Menteri Perindustrian, Agus Gumiwang Kartasasmita, mengatakan transformasi digital, kecerdasan buatan (AI), otomatisasi, transisi ekonomi hijau, dan perubahan rantai pasok global menuntut SDM industri yang adaptif dan kompetitif. Karena itu, pemerintah menjadikan pendidikan dan pelatihan vokasi sebagai prioritas nasional.

"Penguatan pendidikan dan pelatihan vokasi menjadi prioritas nasional dan merupakan fondasi utama pembangunan SDM industri," kata Agus di Jakarta, Selasa (21/7/2026).

Kemenperin melalui Badan Pengembangan Sumber Daya Manusia Industri (BPSDMI) bekerja sama dengan State Secretariat for Economic Affairs (SECO), Swisscontact, dan Deutsche Gesellschaft für Internationale Zusammenarbeit (GIZ). Kolaborasi tersebut merupakan kelanjutan dari program peningkatan kompetensi vokasi yang telah berjalan sejak 2018. 

National DVET 2026 diselenggarakan pada 21–23 Juli 2026 di Jakarta sebagai wadah memperkuat sinergi antara dunia pendidikan dan industri. Program ini juga menjadi bagian dari pengembangan sistem pendidikan vokasi yang selaras dengan kebutuhan sektor manufaktur.

"Sekolah dan industri tidak bisa lagi berjalan sendiri-sendiri. Keduanya harus menjadi mitra yang setara dalam mencetak talenta masa depan," ujar Kepala BPSDMI Doddy Rahadi.

Hibah Peralatan Listrik Modern

Doddy mengatakan kerja sama dengan Swiss dan Jerman telah menghasilkan hibah peralatan praktik modern, peningkatan kapasitas tenaga pendidik dan peserta didik, serta penguatan kelembagaan pendidikan vokasi sesuai standar industri.

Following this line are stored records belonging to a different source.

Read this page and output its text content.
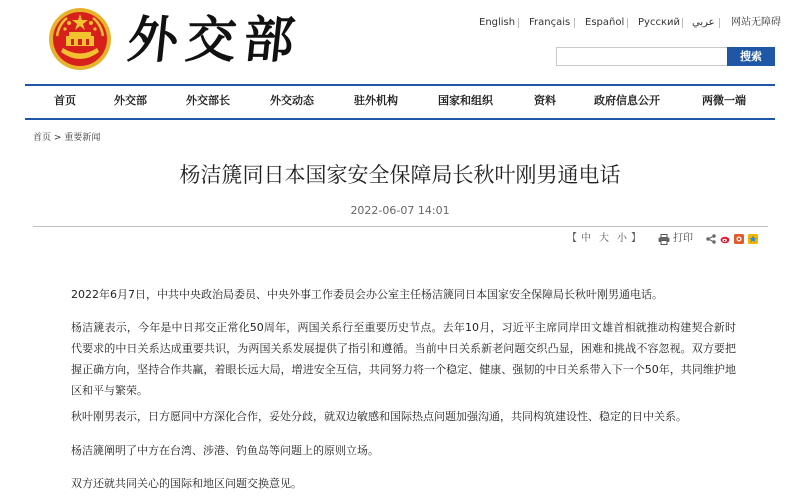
外交部	English Français Español Русский عربي 网站无障碍
搜索
首页	外交部	外交部长	外交动态	驻外机构	国家和组织	资料	政府信息公开	两微一端
首页 > 重要新闻
杨洁篪同日本国家安全保障局长秋叶刚男通电话
2022-06-07 14:01
【 中 大 小 】	打印

2022年6月7日，中共中央政治局委员、中央外事工作委员会办公室主任杨洁篪同日本国家安全保障局长秋叶刚男通电话。

杨洁篪表示，今年是中日邦交正常化50周年，两国关系行至重要历史节点。去年10月，习近平主席同岸田文雄首相就推动构建契合新时代要求的中日关系达成重要共识，为两国关系发展提供了指引和遵循。当前中日关系新老问题交织凸显，困难和挑战不容忽视。双方要把握正确方向，坚持合作共赢，着眼长远大局，增进安全互信，共同努力将一个稳定、健康、强韧的中日关系带入下一个50年，共同维护地区和平与繁荣。

秋叶刚男表示，日方愿同中方深化合作，妥处分歧，就双边敏感和国际热点问题加强沟通，共同构筑建设性、稳定的日中关系。

杨洁篪阐明了中方在台湾、涉港、钓鱼岛等问题上的原则立场。

双方还就共同关心的国际和地区问题交换意见。
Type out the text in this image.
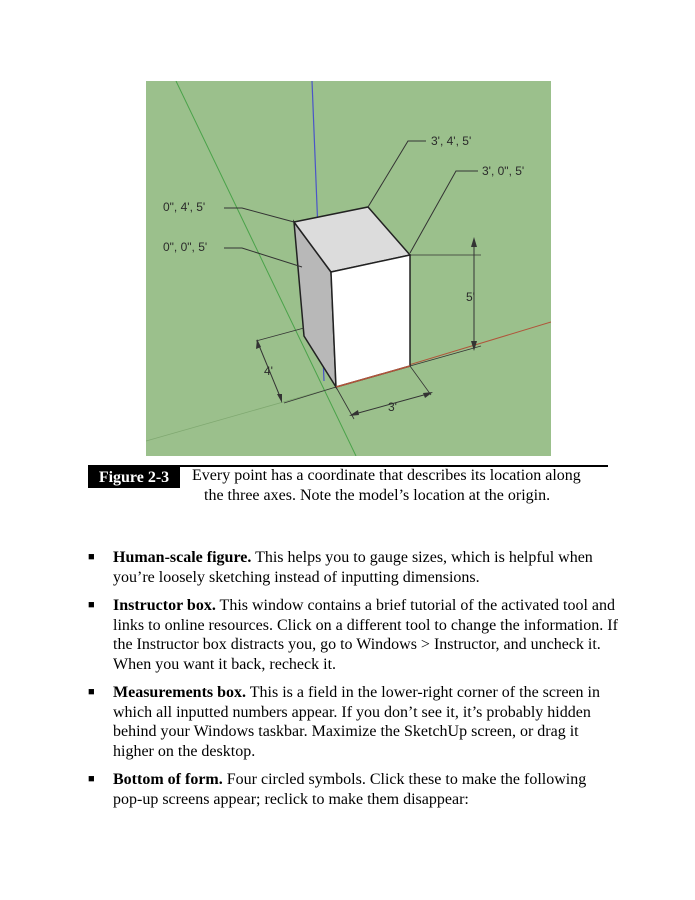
0", 4', 5'
0", 0", 5'
3', 4', 5'
3', 0", 5'
5'
4'
3'
Figure 2-3	Every point has a coordinate that describes its location along
the three axes. Note the model’s location at the origin.
■ Human-scale figure. This helps you to gauge sizes, which is helpful when you’re loosely sketching instead of inputting dimensions.
■ Instructor box. This window contains a brief tutorial of the activated tool and links to online resources. Click on a different tool to change the information. If the Instructor box distracts you, go to Windows > Instructor, and uncheck it. When you want it back, recheck it.
■ Measurements box. This is a field in the lower-right corner of the screen in which all inputted numbers appear. If you don’t see it, it’s probably hidden behind your Windows taskbar. Maximize the SketchUp screen, or drag it higher on the desktop.
■ Bottom of form. Four circled symbols. Click these to make the following pop-up screens appear; reclick to make them disappear:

Head of Cooperation SECO Violette Ruppanner menilai keterlibatan industri dalam penyusunan kurikulum dan penyediaan program magang akan memperkuat keterkaitan antara dunia pendidikan dan kebutuhan dunia kerja.

"Ketika perusahaan aktif membantu menyusun kurikulum, menyediakan magang terstruktur, dan berinvestasi pada talenta masa depan, semua pihak akan diuntungkan," kata Violette.

Sementara itu, Deputy Country Director GIZ Shameer Khanal menegaskan peningkatan kualitas SDM menjadi kunci keberhasilan transformasi industri dan transisi ekonomi hijau.

"Tidak ada transisi hijau yang dapat berhasil tanpa tenaga kerja yang dibekali dengan pengetahuan, keterampilan, dan kesempatan yang tepat," ujar Shameer.